Потом он спал почти сутки. Проснулся – нет, очнулся, словно после глубокого беспамятства, на полу в собственной прихожей, в грязной одежде, от которой несло рвотой и могилой. Тяжесть всё так же лежала на сердце тяжелым гранитным надгробием. Он даже не мог утверждать, что все сделал правильно. Что это, действительно, было нужно и правильно, а не просто надругательство над телами погибших людей, осквернение могил. Сил, что бы зарыть тела у него не осталось…
Он чувствовал, что заболевает. Лихорадка трясла его неделю. Вновь тяжелые сны одолевали его в забытьи. Видения, навеянные горькими мыслями о тщете его усилий. Раз за разом они накатывали полуночным туманом, в котором тускло мерцали отраженным светом его потайного фонаря глаза бродячих собак; преследовали запахами сырой земли и разложения; оглушали пронзительным треском ломаемой гробовой доски. В снах ему казалось, что случайные бомжи или беспризорники, живущие с того, что собирали на могилках, видели его и теперь толпятся под окнами, обличительно указывая грязными, заскорузлыми от кладбищенской глины пальцами на темные окна его квартиры.
Выздоравливал долго, не отвечая на телефонные звонки, не подходя к двери. Горстями поедал таблетки, мешая антибиотики и с жаропонижающим, запивая фармацевтическую горечь затхлой водой из чайника. Он почти ничего не ел, сильно оброс, щёки ввалились, резче обозначились скулы, губы вытянулись в бесцветную нитку и только глаза ещё горели лихорадочным блеском. Решение становилось неизбежным, оно казалось ему единственным способом избавиться от помрачения и постоянных мыслей о собственной вине, следствием лютой ненависти к той проклятой силе, что подняла жену из могилы.
Он поправился, когда перестал сопротивляться.

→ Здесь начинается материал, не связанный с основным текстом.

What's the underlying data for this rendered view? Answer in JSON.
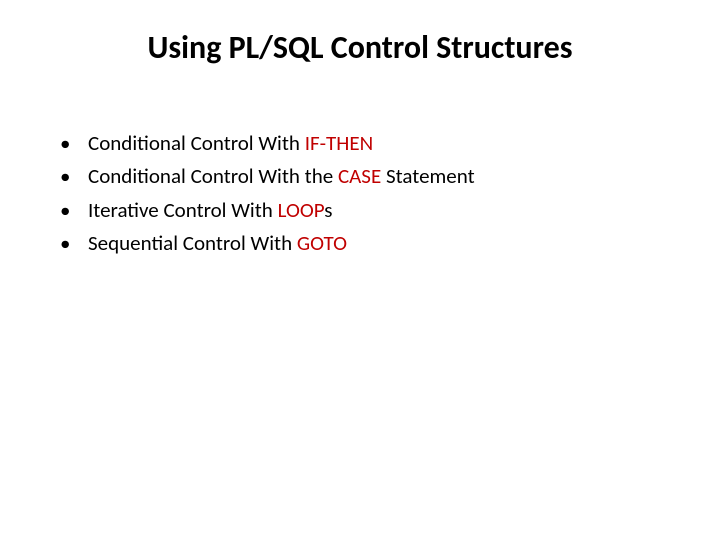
{
  "title": "Using PL/SQL Control Structures",
  "bullets": [
    {
      "pre": "Conditional Control With ",
      "hl": "IF-THEN",
      "post": ""
    },
    {
      "pre": "Conditional Control With the ",
      "hl": "CASE",
      "post": " Statement"
    },
    {
      "pre": "Iterative Control With ",
      "hl": "LOOP",
      "post": "s"
    },
    {
      "pre": "Sequential Control With ",
      "hl": "GOTO",
      "post": ""
    }
  ],
  "colors": {
    "highlight": "#c00000",
    "text": "#000000",
    "background": "#ffffff"
  }
}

Методичность его граничила с одержимостью, впрочем, вполне могло быть и наоборот – одержимость носила методический характер. Он перестраивал свою жизнь последовательно, по плану, подчиняя свое бытие одной единственной задаче. Равнодушно отметил свое увольнение с престижной высокооплачиваемой работы. Продал «иномарку» и обзавелся старенькой дребезжащей «Нивой». Он устроился на работу санитаром в морг судмедэкспертизы при районной больнице, рассудив, что особые случаи сумеет определить сразу же, а затем без нервов и землеройных работ, после аутопсии, без помех проделать необходимое еще до выдачи тела родственникам. Напарник, немногословный старик по фамилии Земский, ему не мешал. Жизненную философию, как казалось, Земский целиком перенял от «клиентов»: «Мне теперь уж все равно, а хлопоты ваши». Вместе они выезжали на «неопознанных», убийства, подозрения на убийства, тяжкие телесные, повлекшие за собой смерть…

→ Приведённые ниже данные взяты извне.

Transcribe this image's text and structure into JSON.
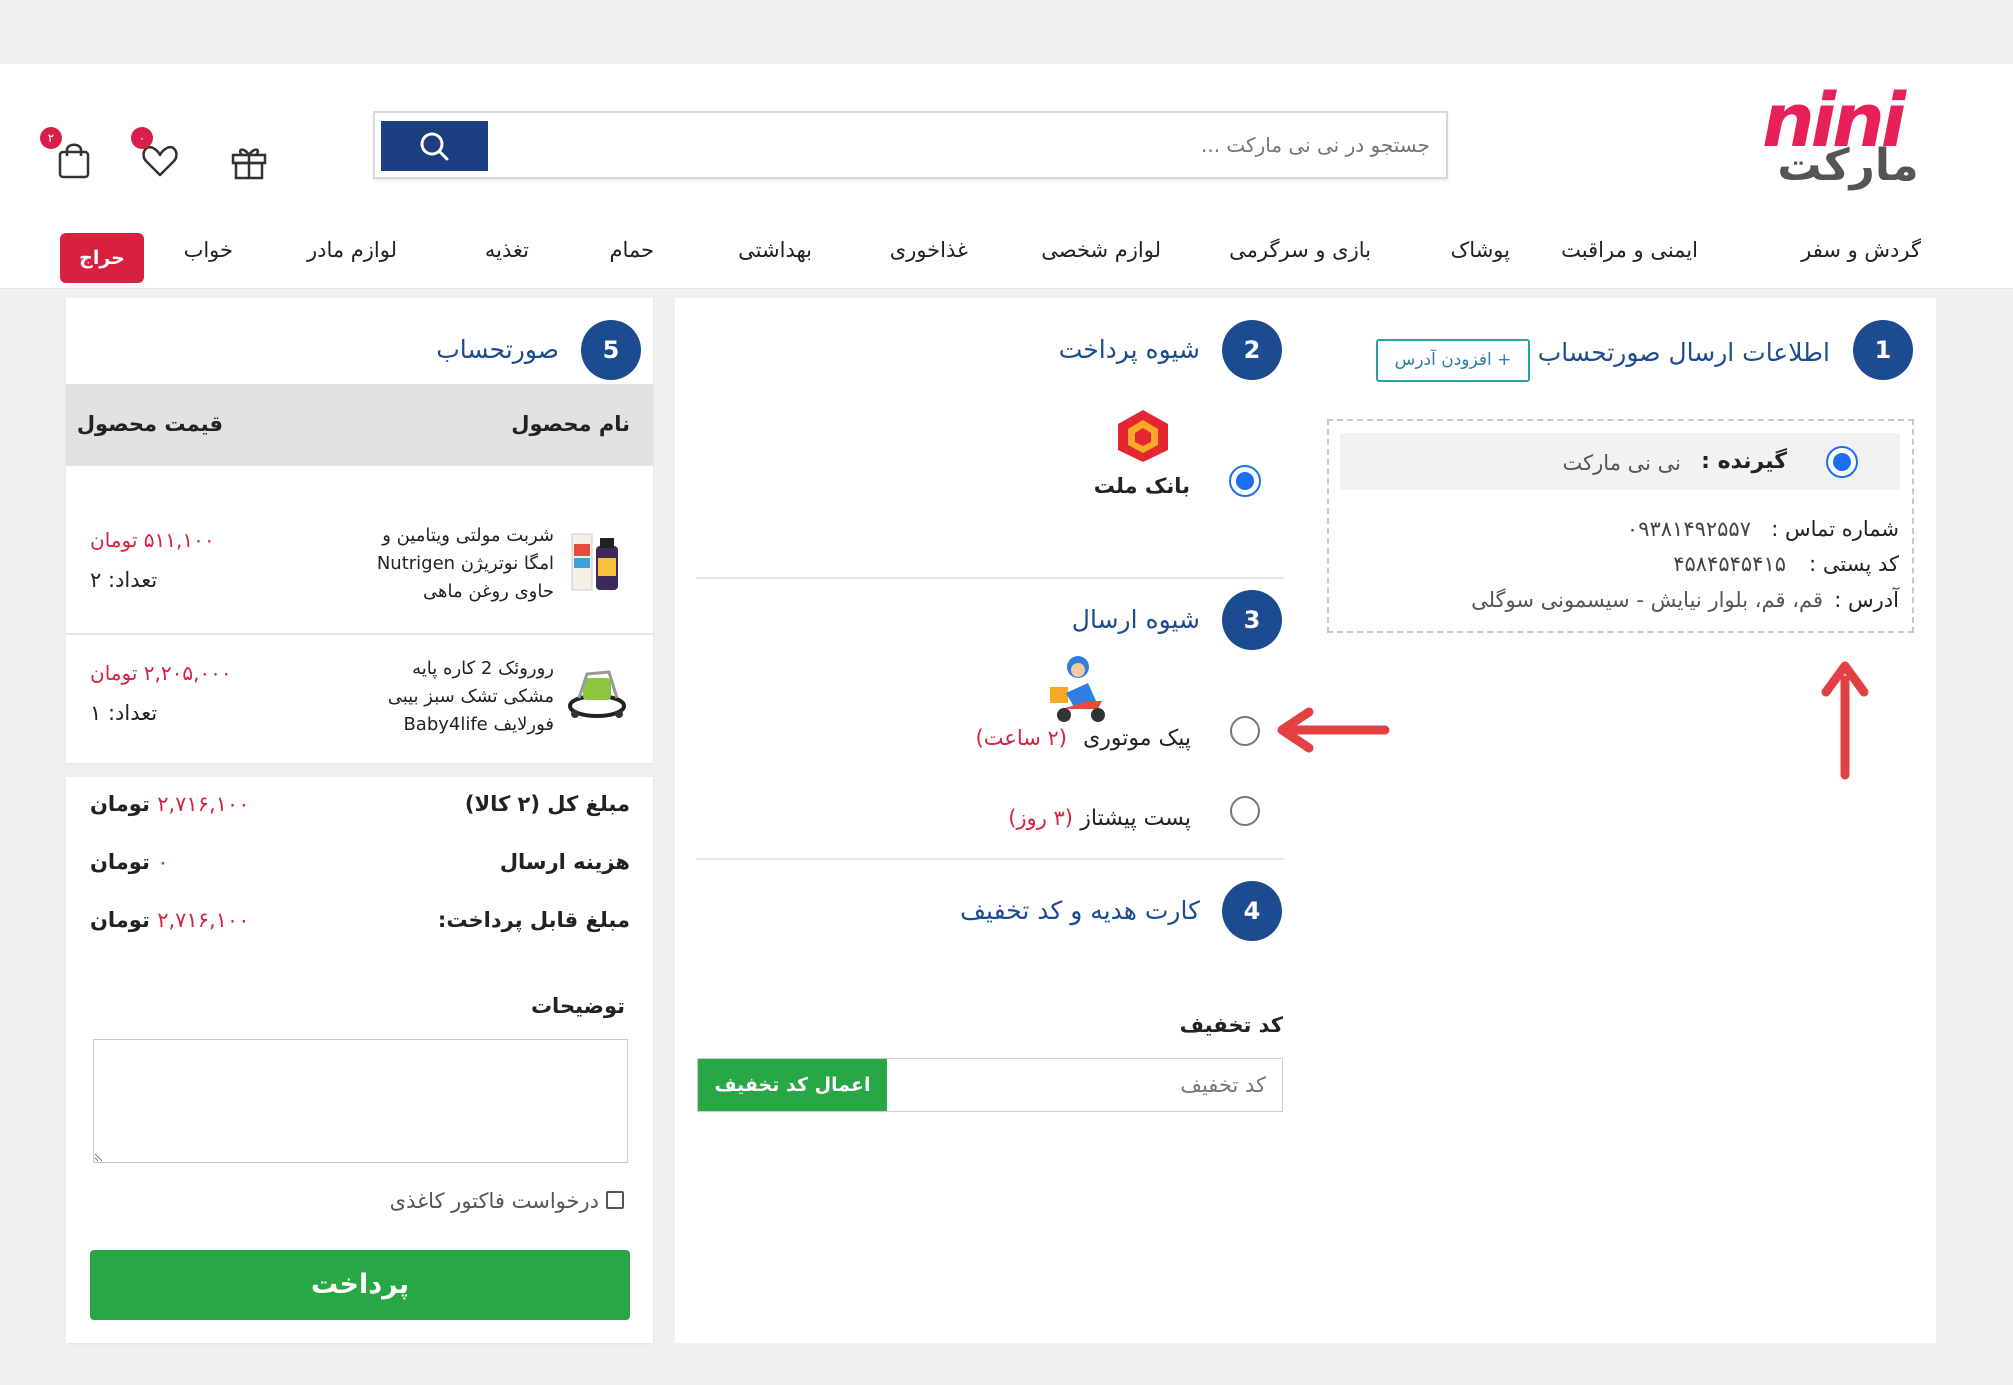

Перечень необходимых действий он постоянно перебирал в уме, где бы ни был. Лучше всего думалось дома и на работе. Мёртвые молчали. К бормотанию эксперта, который подрабатывал бальзамировщиком в одном из салонов ритуальных услуг…
«Вы подумайте, тут у нас черепно-мозговая, так можно чепчик вот такой… полное бальзамирование от семи тысяч… не волнуйтесь – шва видно не будет… здесь вот на лице гематома – уберем и затампонируем косметикой»…
…он привык и не отвлекался от главного.
Выбирать было трудно. Всё, чем он располагал, было собранием легенд, страшных историй, вымысла, обрывками фильмов. «Стена плача» в квартире обрастала вырезками, бумажками, на которые он выписывал в библиотеке интересующие его сведения. Тут были обрывки материалов этнографических экспедиций по деревням Вологодской и Костромской губерний конца 19 века с собранием рассказов крестьян об упырях. Что-то, касающееся валашского воеводы Тепеша или Цепеша. Газетные вырезки из статей об энергетическом вампиризме. Обрывки отчетов криминалистических экспертиз, тайком переписанные в кабинетике патологоанатома. Изображение внутренних органов человека на странице, вырванной из анатомического атласа и еще много чего…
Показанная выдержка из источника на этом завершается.